The lost post

Some time between midnight and two in the morning, I woke up with a perfectly brilliant idea for a post. I lay awake for a moment, working out the details and crafting the structure. As I stumbled to the bathroom and back to bed, I actually laughed out loud a little bit with delight at the sheer cleverness of it. I pulled the comforter up tight against my chin, making little mnemonic links in my head so I would be able to retrieve at least the kernel of the idea from the foggy recesses of my brain.

So strong was the resonance of that flash of insight that the first thought that traversed the blank expanse of my brain upon waking was one of curiousity. I had an idea, said my sleep-addled brain, a really good idea. Now, where did I put it? And though I spent quite a few minutes sorting through dusty piles of clutter and looking in long-forgotten corners and cupboards in the dark warrens of my brain, it was no use.

There was even one breathtaking moment of near-revelation, when I sensed the impression of the idea standing nearby, waiting for me to quiet my noisy brain long enough to recognize it or follow the breadcrumbs of nearby concepts so the idea could reveal itself to me in all its inspired glory. But no. It’s gone.

Damn. I’m sure it would have been a much better post than this one, too.

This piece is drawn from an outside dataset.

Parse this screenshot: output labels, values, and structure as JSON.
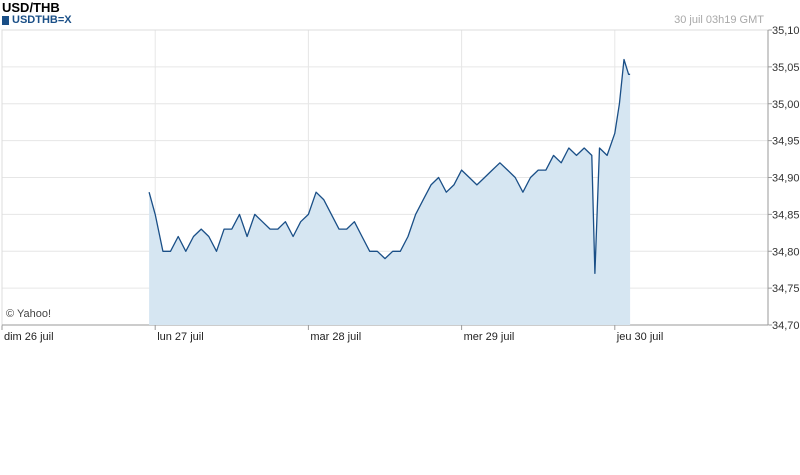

Any idea what it might have been about?

Author: DaniGirl

Canadian. storyteller, photographer, mom to 3. Professional dilettante.

9 thoughts on “The lost post”

  1. It is so true… when you’re pregnant you can’t remember anything! At least, that is the case with me, this time around, and with my first pregnancy. I barely remember where I park the car some days!

  2. Exactly how they get the smooth, creamy caramel inside the chocolatey pockets of a Caramilk bar???
    Or the definitive post on why Fryman is simply the coolest guy you have ever met….

  3. I’ve done the exact same thing. So frustrating! And I couldn’t even blame it on pregnancy brain, at least you got that going for you.